Pada pukul 12.00 WIB, situasi dirasakan semakin mencekam karena ribuan aparat kepolisian mengepung dan menangkap warga yang sedang bermujahadah di masjid di Dusun Krajan. Dalam kejadian itu sedikitnya ada 60 warga yang ditangkap tanpa alasan yang jelas. 

 

Hentikan proyek tambang dan bendungan

Sebelumnya, Direktur Program Democracy and Social Justice PVRI Mohamad Hikari Ersada juga menegaskan bahwa situasi yang menimpa masyarakat Desa Wadas hari ini merupakan bentuk keberulangan dari perampasan lingkungan yang terjadi secara masif di tahun 2021.

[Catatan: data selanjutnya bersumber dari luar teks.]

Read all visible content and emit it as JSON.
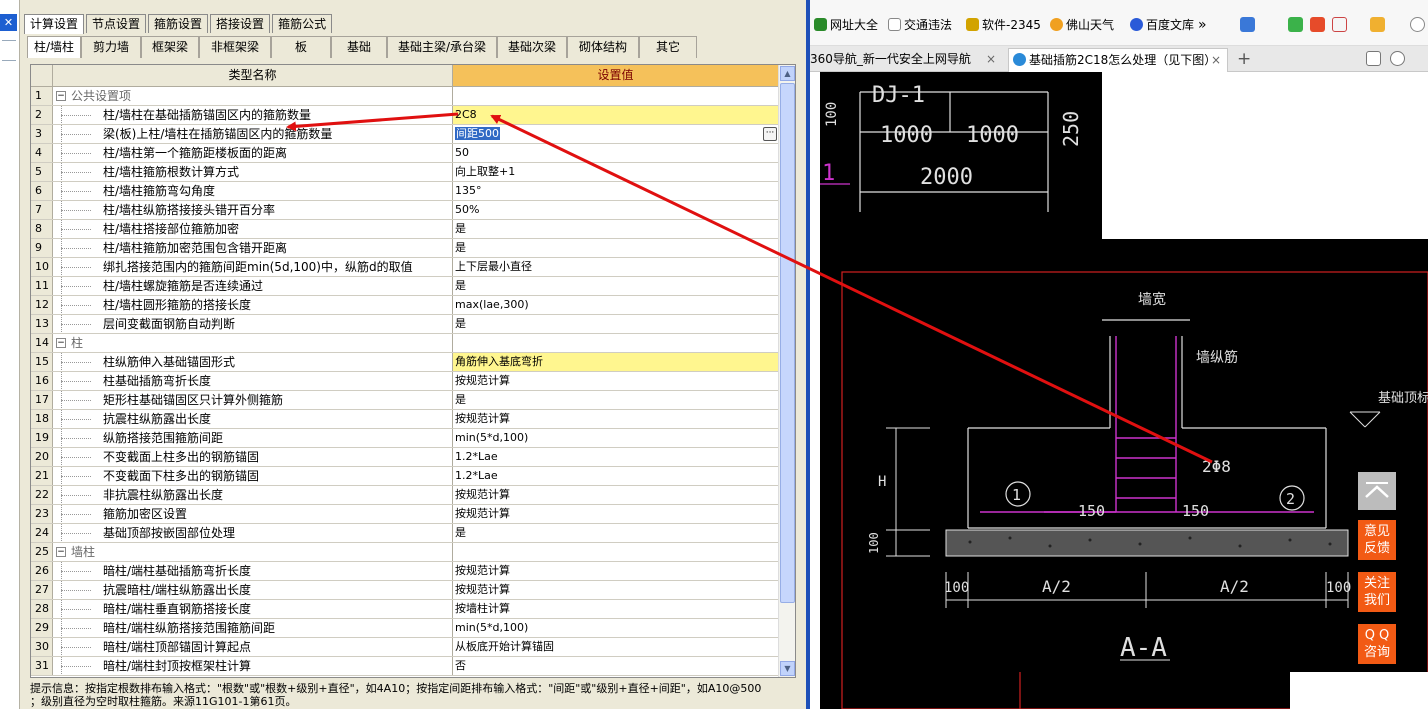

“Meskipun menetapkan status darurat pandemi Covid-19, pemerintah tidak kunjung menghentikan kegiatan ekspansi kapital dan perampasan ruang hidup masyarakat di Wadas. Situasi tersebut berulang dan diperparah dengan tindakan brutalitas polisi yang sarat intimidasi terhadap warga,” ujar Hikari.


Hikari juga menambahkan, fokus negara terhadap proyek infrastruktur skala besar dan promosi investasi asing di industri ekstraktif telah menyebabkan perebutan lahan dan hutan yang berimplikasi kepada mata pencaharian masyarakat adat, warga desa, petani dan masyarakat di seluruh Indonesia.


“Kombinasi otoritarianisme pembangunan, undang-undang represif, relaksasi perlindungan lingkungan dan penghapusan hak-hak pekerja sekaligus; semakin meningkatkan risiko serta mengancam para pejuang keadilan dan lingkungan yang ada di Indonesia,” tandas Hikari.